Size: 36 cm x 59 cmPip and a watchman of the Temple chambers look for an intruder on the stairways, who is cowering beneath in the shadows.
The first chapter of the third volume picks up right after the end of volume two. On a stormy night, the convict Magwitch revealed himself to Pip. After getting him accommodated in Herbert's empty room, Pip falls exhausted into a sleep in his armchair, of which he wakes up later in the wee hours, in a dark room with all lights extinguished.
The new chapter then continues with him searching for a light at the lodge at the bottom of the stairs in the building. On the way down the stairs, he stumbles upon a figure cowering in the shadows. Alarmed, he rushes to the watchman in the lodge to investigate the person under a light. Back again, the hiding man is, however, not to be found again, despite them looking up and down the stairs.
In the end, Pip asks the watchman if he saw another person come in besides the convict, and, to his great distress, the watchman confirms having seen a man sticking to the convict like a shadow.
Thus apprehended, it marks the start of a race to get the convict out of this man's reach, who turns out to be a malefactor bent on settling counts with Magwitch.
About the composition:
Regarding the topic itself of Pip looking for the intruder, the novel does not waste more than a sentence, yet the scene seemed to me interesting enough for an illustration given the unusual setting of people on a staircase. The rest of the chapter eventually tells of the encounter of Pip and Magwitch and Herbert, which is in itself much more captivating to the reader, yet not very exciting to draw - just three persons standing in a room. However, the action involved in going up and down the staircase, as well as the dynamic of the light source, and also the fact the scene needs a special angle to get all characters on the picture, was far more alluring to draw.
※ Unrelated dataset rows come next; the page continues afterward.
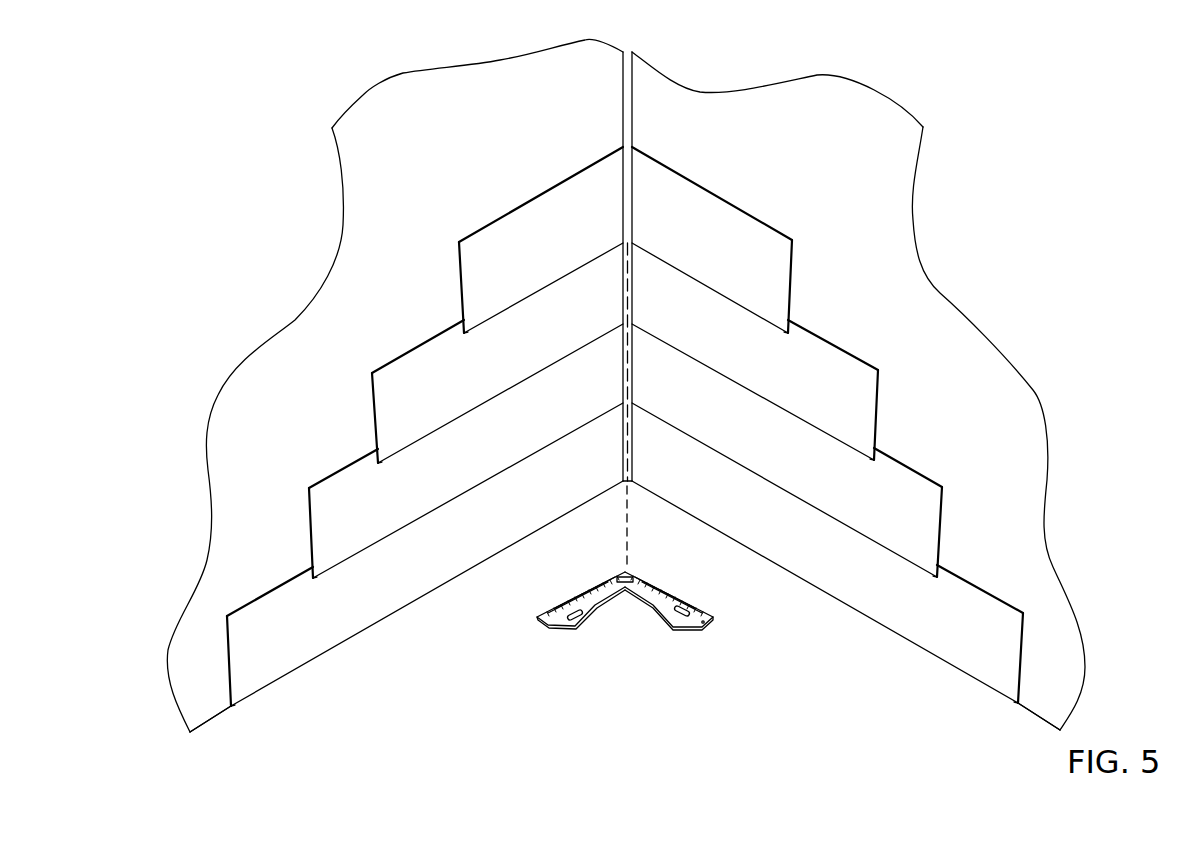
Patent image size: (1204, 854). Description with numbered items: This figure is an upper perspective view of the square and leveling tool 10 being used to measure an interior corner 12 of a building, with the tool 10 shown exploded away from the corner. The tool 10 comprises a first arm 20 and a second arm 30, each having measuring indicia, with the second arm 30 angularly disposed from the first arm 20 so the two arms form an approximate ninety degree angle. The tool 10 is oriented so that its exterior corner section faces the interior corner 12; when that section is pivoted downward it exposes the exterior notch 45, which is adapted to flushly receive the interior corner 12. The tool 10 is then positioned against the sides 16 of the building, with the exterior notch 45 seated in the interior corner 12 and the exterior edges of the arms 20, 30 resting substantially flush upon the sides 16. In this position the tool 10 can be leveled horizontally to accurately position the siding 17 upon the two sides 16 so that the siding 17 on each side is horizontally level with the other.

The square and leveling tool 10 is at (632, 659).
The interior corner 12 is at (633, 112).
The sides 16 is at (222, 718).
The siding 17 is at (395, 348).
The first arm 20 is at (668, 605).
The second arm 30 is at (597, 605).
The exterior notch 45 is at (633, 560).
I spent quite some time thinking about which angle to take. Other possibilities I thought about where to put the viewer outside, watching the intruder outside the mansion looking furtively back in the rain, while Pip and the watchman look up and down the stairs. Or even a picture in which we see the whole scene unfolding from a bird's eye's view down the empty space in a stairwell.
The stairs themselves proved also to be a challenging object to work on. I was inspired by some Milanese spacious stairs that are not set in a rectangular fashion, but rather triangular, or spiralled.
The triangular opening allows for a more dynamic view up the empty space of a staircase.